Based on personal experience, the problem has not been with the
selection of WG chairs initially in most cases. Since many WG chairs, by
definition, do this for the first time, it is very difficult to predict
how well they do in that role. Personally, I wouldn't appoint somebody
unless they have non-IETF project management or other significant
second-level management experience, but I'm not sure you would want to
institute that as a rule.
The problem is that perfectly nice and technically capable people
- lose interest
- change companies
- get promoted
- underestimate time required (or overestimate time available)
- underestimate the tedium of dealing with administrivia and keeping
dozens of projects (drafts) inching along
- underestimate the non-technical skills required to do the job
All of these are hard to predict ahead of time. I'd much rather give
more people a chance to prove themselves, but with the expectation that
the chance is either strictly time-limited and/or performance-monitored.
I think that's a more open way to run an organization rather than trying
to establish criteria for taking on a position (and hoping that these
are predictive of success).
Two related problems here, as you pointed out in another posting - when
the WG is only active for six weeks per year, and when the WG chair is
only active for nine weeks per year. I don't see how we can focus on
this with our current milestone tracking ("no, really, we'll finish that
draft by the NEXT meeting, this time for sure"), so your comments in the
"front-end delays" thread apply here as well.

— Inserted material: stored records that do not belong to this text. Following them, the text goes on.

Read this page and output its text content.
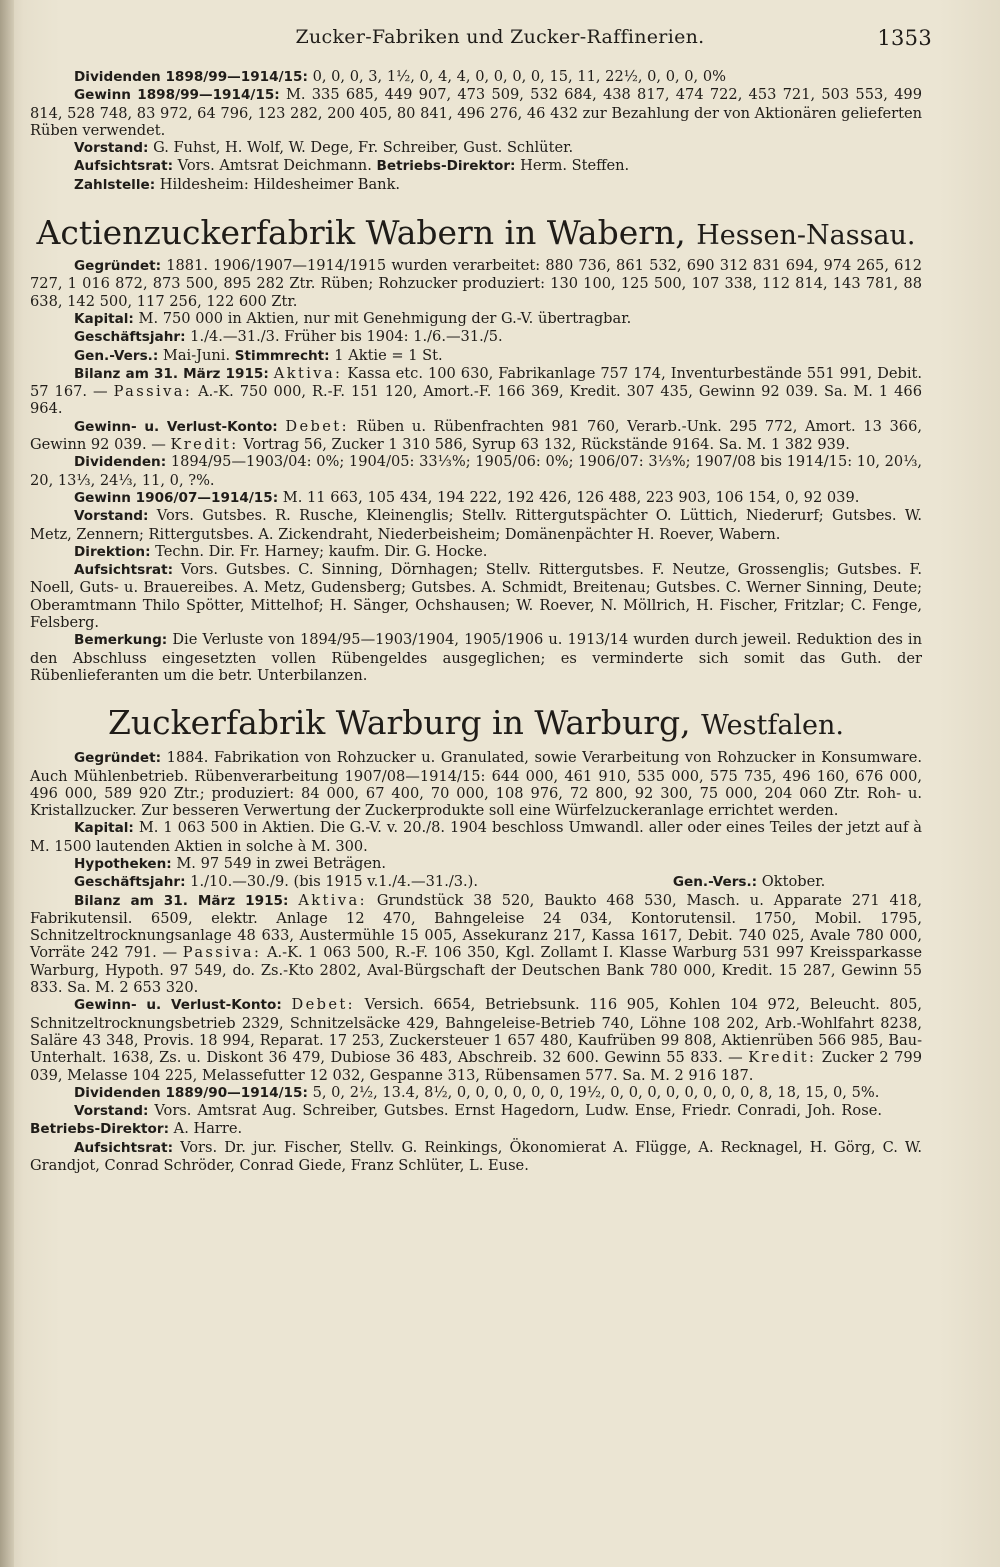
Zucker-Fabriken und Zucker-Raffinerien.	1353

Dividenden 1898/99—1914/15: 0, 0, 0, 3, 1½, 0, 4, 4, 0, 0, 0, 0, 15, 11, 22½, 0, 0, 0, 0%

Gewinn 1898/99—1914/15: M. 335 685, 449 907, 473 509, 532 684, 438 817, 474 722, 453 721, 503 553, 499 814, 528 748, 83 972, 64 796, 123 282, 200 405, 80 841, 496 276, 46 432 zur Bezahlung der von Aktionären gelieferten Rüben verwendet.

Vorstand: G. Fuhst, H. Wolf, W. Dege, Fr. Schreiber, Gust. Schlüter.

Aufsichtsrat: Vors. Amtsrat Deichmann. Betriebs-Direktor: Herm. Steffen.

Zahlstelle: Hildesheim: Hildesheimer Bank.

Actienzuckerfabrik Wabern in Wabern, Hessen-Nassau.

Gegründet: 1881. 1906/1907—1914/1915 wurden verarbeitet: 880 736, 861 532, 690 312 831 694, 974 265, 612 727, 1 016 872, 873 500, 895 282 Ztr. Rüben; Rohzucker produziert: 130 100, 125 500, 107 338, 112 814, 143 781, 88 638, 142 500, 117 256, 122 600 Ztr.

Kapital: M. 750 000 in Aktien, nur mit Genehmigung der G.-V. übertragbar.

Geschäftsjahr: 1./4.—31./3. Früher bis 1904: 1./6.—31./5.

Gen.-Vers.: Mai-Juni. Stimmrecht: 1 Aktie = 1 St.

Bilanz am 31. März 1915: Aktiva: Kassa etc. 100 630, Fabrikanlage 757 174, Inventurbestände 551 991, Debit. 57 167. — Passiva: A.-K. 750 000, R.-F. 151 120, Amort.-F. 166 369, Kredit. 307 435, Gewinn 92 039. Sa. M. 1 466 964.

Gewinn- u. Verlust-Konto: Debet: Rüben u. Rübenfrachten 981 760, Verarb.-Unk. 295 772, Amort. 13 366, Gewinn 92 039. — Kredit: Vortrag 56, Zucker 1 310 586, Syrup 63 132, Rückstände 9164. Sa. M. 1 382 939.

Dividenden: 1894/95—1903/04: 0%; 1904/05: 33⅓%; 1905/06: 0%; 1906/07: 3⅓%; 1907/08 bis 1914/15: 10, 20⅓, 20, 13⅓, 24⅓, 11, 0, ?%.

Gewinn 1906/07—1914/15: M. 11 663, 105 434, 194 222, 192 426, 126 488, 223 903, 106 154, 0, 92 039.

Vorstand: Vors. Gutsbes. R. Rusche, Kleinenglis; Stellv. Rittergutspächter O. Lüttich, Niederurf; Gutsbes. W. Metz, Zennern; Rittergutsbes. A. Zickendraht, Niederbeisheim; Domänenpächter H. Roever, Wabern.

Direktion: Techn. Dir. Fr. Harney; kaufm. Dir. G. Hocke.

Aufsichtsrat: Vors. Gutsbes. C. Sinning, Dörnhagen; Stellv. Rittergutsbes. F. Neutze, Grossenglis; Gutsbes. F. Noell, Guts- u. Brauereibes. A. Metz, Gudensberg; Gutsbes. A. Schmidt, Breitenau; Gutsbes. C. Werner Sinning, Deute; Oberamtmann Thilo Spötter, Mittelhof; H. Sänger, Ochshausen; W. Roever, N. Möllrich, H. Fischer, Fritzlar; C. Fenge, Felsberg.

Bemerkung: Die Verluste von 1894/95—1903/1904, 1905/1906 u. 1913/14 wurden durch jeweil. Reduktion des in den Abschluss eingesetzten vollen Rübengeldes ausgeglichen; es verminderte sich somit das Guth. der Rübenlieferanten um die betr. Unterbilanzen.

Zuckerfabrik Warburg in Warburg, Westfalen.

Gegründet: 1884. Fabrikation von Rohzucker u. Granulated, sowie Verarbeitung von Rohzucker in Konsumware. Auch Mühlenbetrieb. Rübenverarbeitung 1907/08—1914/15: 644 000, 461 910, 535 000, 575 735, 496 160, 676 000, 496 000, 589 920 Ztr.; produziert: 84 000, 67 400, 70 000, 108 976, 72 800, 92 300, 75 000, 204 060 Ztr. Roh- u. Kristallzucker. Zur besseren Verwertung der Zuckerprodukte soll eine Würfelzuckeranlage errichtet werden.

Kapital: M. 1 063 500 in Aktien. Die G.-V. v. 20./8. 1904 beschloss Umwandl. aller oder eines Teiles der jetzt auf à M. 1500 lautenden Aktien in solche à M. 300.

Hypotheken: M. 97 549 in zwei Beträgen.

Geschäftsjahr: 1./10.—30./9. (bis 1915 v.1./4.—31./3.).	Gen.-Vers.: Oktober.

Bilanz am 31. März 1915: Aktiva: Grundstück 38 520, Baukto 468 530, Masch. u. Apparate 271 418, Fabrikutensil. 6509, elektr. Anlage 12 470, Bahngeleise 24 034, Kontorutensil. 1750, Mobil. 1795, Schnitzeltrocknungsanlage 48 633, Austermühle 15 005, Assekuranz 217, Kassa 1617, Debit. 740 025, Avale 780 000, Vorräte 242 791. — Passiva: A.-K. 1 063 500, R.-F. 106 350, Kgl. Zollamt I. Klasse Warburg 531 997 Kreissparkasse Warburg, Hypoth. 97 549, do. Zs.-Kto 2802, Aval-Bürgschaft der Deutschen Bank 780 000, Kredit. 15 287, Gewinn 55 833. Sa. M. 2 653 320.

Gewinn- u. Verlust-Konto: Debet: Versich. 6654, Betriebsunk. 116 905, Kohlen 104 972, Beleucht. 805, Schnitzeltrocknungsbetrieb 2329, Schnitzelsäcke 429, Bahngeleise-Betrieb 740, Löhne 108 202, Arb.-Wohlfahrt 8238, Saläre 43 348, Provis. 18 994, Reparat. 17 253, Zuckersteuer 1 657 480, Kaufrüben 99 808, Aktienrüben 566 985, Bau-Unterhalt. 1638, Zs. u. Diskont 36 479, Dubiose 36 483, Abschreib. 32 600. Gewinn 55 833. — Kredit: Zucker 2 799 039, Melasse 104 225, Melassefutter 12 032, Gespanne 313, Rübensamen 577. Sa. M. 2 916 187.

Dividenden 1889/90—1914/15: 5, 0, 2½, 13.4, 8½, 0, 0, 0, 0, 0, 0, 19½, 0, 0, 0, 0, 0, 0, 0, 0, 8, 18, 15, 0, 5%.

Vorstand: Vors. Amtsrat Aug. Schreiber, Gutsbes. Ernst Hagedorn, Ludw. Ense, Friedr. Conradi, Joh. Rose.        Betriebs-Direktor: A. Harre.

Aufsichtsrat: Vors. Dr. jur. Fischer, Stellv. G. Reinkings, Ökonomierat A. Flügge, A. Recknagel, H. Görg, C. W. Grandjot, Conrad Schröder, Conrad Giede, Franz Schlüter, L. Euse.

I think we agree that performance-tracking would make these "seasonal"
WGs more obvious to the community and the AD management.
It is irritating that our process explicitly allows for WG secretaries,
but almost no WGs use them. Perhaps if people contacted WG chairs and
volunteered, instead of waiting for WG chairs to wake up and stop trying
to take their own minutes, etc?
This is an incentive thing: Currently, besides the goodness of one's
heart, there is no real incentive to do this. Other volunteer
organizations have expected chains of succession, i.e., a technical
committee secretary/vice chair/treasurer has a good shot at the corner
office job. This only works if the marquee jobs are time-limited.